Taoiseach optimistic Brexit deal can be reached but says Ireland preparing for talks failure
Taoiseach Leo Varadkar has challenged the British government to end the rhetoric on the Border post-Brexit and present a legal solution.
His remarks were followed by his Foreign Minister Simon Coveney’s insistence in Brussels that Ireland’s future cannot be held to ransom by the DUP’s deal to keep PM Theresa May in power.
Mr Varadkar, who spoke to several reporters and TV and radio station over the weekend, said that while he remains optimistic a deal will be reached Ireland and others should at least be prepared for the talks to fail and the UK to crash out with no deal on 29 March 2019. He said he was “not afraid” of a no-deal Brexit.

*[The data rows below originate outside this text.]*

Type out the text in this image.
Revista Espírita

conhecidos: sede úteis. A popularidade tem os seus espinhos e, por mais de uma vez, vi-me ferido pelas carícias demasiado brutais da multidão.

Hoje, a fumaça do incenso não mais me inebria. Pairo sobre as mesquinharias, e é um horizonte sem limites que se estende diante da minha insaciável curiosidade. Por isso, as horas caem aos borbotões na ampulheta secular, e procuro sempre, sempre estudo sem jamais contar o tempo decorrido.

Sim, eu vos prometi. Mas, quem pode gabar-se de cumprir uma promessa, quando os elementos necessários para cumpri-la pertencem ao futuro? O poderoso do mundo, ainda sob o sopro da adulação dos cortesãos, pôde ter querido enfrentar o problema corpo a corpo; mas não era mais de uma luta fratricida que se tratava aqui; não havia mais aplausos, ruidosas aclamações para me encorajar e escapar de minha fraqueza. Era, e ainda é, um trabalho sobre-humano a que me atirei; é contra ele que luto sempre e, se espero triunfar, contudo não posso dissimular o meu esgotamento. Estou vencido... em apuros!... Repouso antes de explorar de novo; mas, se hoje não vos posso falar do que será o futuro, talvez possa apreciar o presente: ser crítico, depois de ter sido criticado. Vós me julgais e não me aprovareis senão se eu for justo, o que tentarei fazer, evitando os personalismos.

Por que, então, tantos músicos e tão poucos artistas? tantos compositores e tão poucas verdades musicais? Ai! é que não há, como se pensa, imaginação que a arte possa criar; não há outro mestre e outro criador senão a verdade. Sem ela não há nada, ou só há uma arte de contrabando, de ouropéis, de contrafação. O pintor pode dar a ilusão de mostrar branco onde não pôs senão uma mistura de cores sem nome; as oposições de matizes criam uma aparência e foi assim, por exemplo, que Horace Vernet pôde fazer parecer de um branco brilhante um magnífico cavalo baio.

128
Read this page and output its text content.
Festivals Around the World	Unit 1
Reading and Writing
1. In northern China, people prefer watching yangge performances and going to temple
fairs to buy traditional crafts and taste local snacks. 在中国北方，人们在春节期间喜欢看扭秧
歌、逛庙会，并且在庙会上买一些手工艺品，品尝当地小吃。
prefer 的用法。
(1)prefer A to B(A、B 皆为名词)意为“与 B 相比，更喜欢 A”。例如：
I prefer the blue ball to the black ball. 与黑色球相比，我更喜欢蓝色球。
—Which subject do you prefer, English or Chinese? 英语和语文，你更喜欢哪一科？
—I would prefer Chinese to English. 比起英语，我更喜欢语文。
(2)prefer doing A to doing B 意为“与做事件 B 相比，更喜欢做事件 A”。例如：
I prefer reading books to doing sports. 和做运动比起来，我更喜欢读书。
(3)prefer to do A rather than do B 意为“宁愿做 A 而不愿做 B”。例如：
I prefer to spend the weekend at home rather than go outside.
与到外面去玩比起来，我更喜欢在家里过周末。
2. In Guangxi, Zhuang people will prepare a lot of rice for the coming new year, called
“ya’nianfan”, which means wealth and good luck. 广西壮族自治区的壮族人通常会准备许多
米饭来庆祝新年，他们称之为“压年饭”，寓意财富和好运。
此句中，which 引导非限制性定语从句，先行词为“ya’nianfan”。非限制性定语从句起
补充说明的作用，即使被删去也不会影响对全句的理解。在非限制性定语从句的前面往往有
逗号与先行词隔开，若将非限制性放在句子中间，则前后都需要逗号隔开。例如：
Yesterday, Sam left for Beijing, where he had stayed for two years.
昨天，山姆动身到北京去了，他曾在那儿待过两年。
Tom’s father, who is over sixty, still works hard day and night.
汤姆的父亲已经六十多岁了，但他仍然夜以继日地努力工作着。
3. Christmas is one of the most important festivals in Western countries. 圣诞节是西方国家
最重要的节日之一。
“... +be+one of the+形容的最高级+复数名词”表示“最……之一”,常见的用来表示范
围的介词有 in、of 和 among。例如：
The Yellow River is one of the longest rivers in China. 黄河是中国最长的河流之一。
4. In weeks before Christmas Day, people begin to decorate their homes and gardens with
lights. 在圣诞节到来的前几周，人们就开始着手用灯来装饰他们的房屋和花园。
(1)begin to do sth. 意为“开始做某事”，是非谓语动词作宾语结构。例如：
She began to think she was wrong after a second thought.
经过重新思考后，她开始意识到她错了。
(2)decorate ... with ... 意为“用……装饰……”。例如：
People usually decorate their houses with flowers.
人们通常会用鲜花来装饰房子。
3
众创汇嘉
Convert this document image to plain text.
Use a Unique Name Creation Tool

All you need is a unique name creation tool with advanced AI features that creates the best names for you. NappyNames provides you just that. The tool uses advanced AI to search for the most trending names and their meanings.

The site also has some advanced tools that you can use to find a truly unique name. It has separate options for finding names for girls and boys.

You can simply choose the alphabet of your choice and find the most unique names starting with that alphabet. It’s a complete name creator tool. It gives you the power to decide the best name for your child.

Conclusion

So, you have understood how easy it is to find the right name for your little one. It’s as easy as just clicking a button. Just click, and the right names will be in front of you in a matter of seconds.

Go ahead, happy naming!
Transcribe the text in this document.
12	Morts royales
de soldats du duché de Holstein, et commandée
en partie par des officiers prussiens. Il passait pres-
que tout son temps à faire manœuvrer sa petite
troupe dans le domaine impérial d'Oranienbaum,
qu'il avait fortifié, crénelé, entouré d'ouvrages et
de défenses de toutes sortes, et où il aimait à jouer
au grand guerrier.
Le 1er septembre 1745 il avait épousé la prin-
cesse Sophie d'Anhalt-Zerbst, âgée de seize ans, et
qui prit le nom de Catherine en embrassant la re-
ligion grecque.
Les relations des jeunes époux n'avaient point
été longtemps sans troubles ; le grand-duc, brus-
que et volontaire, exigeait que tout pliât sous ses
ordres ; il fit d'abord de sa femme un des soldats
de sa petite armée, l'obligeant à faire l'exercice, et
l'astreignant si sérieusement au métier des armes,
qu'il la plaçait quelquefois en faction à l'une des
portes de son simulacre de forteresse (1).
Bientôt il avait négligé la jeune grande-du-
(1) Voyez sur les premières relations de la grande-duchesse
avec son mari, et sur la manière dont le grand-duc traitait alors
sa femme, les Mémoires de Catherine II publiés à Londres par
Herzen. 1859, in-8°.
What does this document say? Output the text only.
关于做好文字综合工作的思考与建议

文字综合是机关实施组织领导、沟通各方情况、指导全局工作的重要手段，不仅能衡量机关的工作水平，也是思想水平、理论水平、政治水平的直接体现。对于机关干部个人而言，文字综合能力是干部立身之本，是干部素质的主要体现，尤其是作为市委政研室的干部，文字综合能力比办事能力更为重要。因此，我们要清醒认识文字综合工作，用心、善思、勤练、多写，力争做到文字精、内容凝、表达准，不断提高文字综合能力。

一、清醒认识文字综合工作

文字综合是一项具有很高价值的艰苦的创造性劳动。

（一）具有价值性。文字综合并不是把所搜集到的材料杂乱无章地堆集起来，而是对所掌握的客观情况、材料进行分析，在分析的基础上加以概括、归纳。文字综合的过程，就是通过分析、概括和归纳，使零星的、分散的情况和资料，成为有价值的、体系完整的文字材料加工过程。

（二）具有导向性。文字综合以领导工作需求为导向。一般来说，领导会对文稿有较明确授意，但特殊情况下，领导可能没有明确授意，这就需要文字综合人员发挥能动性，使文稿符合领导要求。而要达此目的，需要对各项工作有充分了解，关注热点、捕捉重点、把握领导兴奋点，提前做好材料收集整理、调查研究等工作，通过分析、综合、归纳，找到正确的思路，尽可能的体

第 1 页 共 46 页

Speaking in Enniskillen on Sunday where he joined DUP leader Arlene Foster in laying a Remembrance Day wreath he said: “I think it is going to be possible to come to an agreement with the UK on an EU exit treaty but if it is the case that there can’t be a deal, that is something we need to be prepared for as well.
“As I said in my speech at the Fine Gael conference (last Saturday), four times in Irish history we went on a different path when we became independent, when we became a republic, when we floated our own currency, when we joined the euro and Britain did not.
“On each occasion we emerged more prosperous and stronger as a result. So I am not afraid of the possibility of there being no deal. But I am an optimist. I do think one is possible and will be achieved.”
European Union leaders will decide at next month’s EU Council summit in Brussels whether “sufficient progress” has been made on three key phase-one issues: citizens’ rights, the financial settlement and issues relating to Ireland.
“We want a free trade agreement between Britain and Ireland, one that will protect our jobs and economy, and we want a transition period of two years or more to allow people to adjust to changes. They are the phase-two issues and we can’t deal with them until we deal with phase one.”
He said good progress had been made on keeping a common travel area and on retaining the funding of peace initiatives in the North.
“The border is the difficult part. We want the words, rhetoric and assurances we have been given to be honoured.
“We’ve heard the language of the last 18 months: no return to a hard border, no return to the borders of the past and no physical infrastructure. We need to turn those sentiments now into a written- down legal solution.”
“I think the December deadline can be met, I think it is possible to move on to phase two of the talks. We want to do that but we can’t do that until we’ve sorted out the phase one issues that are particular to Ireland and if we can’t sort it out by December, so be it, we’ll go into the New Year,” he said on Irish radio.
The European Commission’s chief Brexit negotiator Michel Barnier last week gave the UK a two-week deadline to provide greater clarity on the financial settlement it was prepared to offer.
Meanwhile Ireland’s foreign minister Simon Coveney warned Britain against letting the DUP – on whom PM Theresa May depends for her parliamentary majority – dictate her options on Brexit.
Prime Minister Theresa May did a deal with the DUP’s ten MPs in June after she and her party failed to get an overall commons majority in her snap election. The party agreed to support her party in key votes such as the Budget and any confidence motion. Mr Coveney’s warning in Brussels came just a few days after Taoiseach Leo Varadkar said Ireland would not veto any deal ‘at this stage’ as it has the support of the rest of Europe.
In Brussels Mr Coveney said Ireland’s future should not be determined by Commons arithmetic.
“I don’t accept the options should be limited on the basis of the political arithmetic in the House of Commons.
“That is not how a decision as fundamental and as important to Ireland’s future and Britain’s future should be made.
“I don’t think that the solutions for the permanent new relationship between Britain and Ireland and Britain and the EU should be subject to one political party of any hue.”
“Lots of parties on the island of Ireland have a view here, and I think we need to try to take all of those views on board. “Of course we listen to the DUP, but we listen to other parties, too, in Northern Ireland, and we listen to all the parties in opposition and in government in Ireland, which is what we’re trying to do with the stakeholders consultations.”
Mr Coveney also said that if it was not possible for Britain to stay in the customs union and single market, then all sides would have to design a solution for the issues of the Irish border and co-operation between Northern Ireland and the Republic of Ireland.
“That’s why we are asking for a rethink, and for more progress and clarity on this issue before December,” he said. “Britain and Ireland, working through the structures that involve the EU Task Force, have to find a way forward that not only Britain can live with but that Ireland can live with too.
“If Northern Ireland goes a different direction from a regulatory point of view, then you create unfair playing fields, which on the back of that there is going to have to be systems of checks and balances, and inspections to ensure standards.”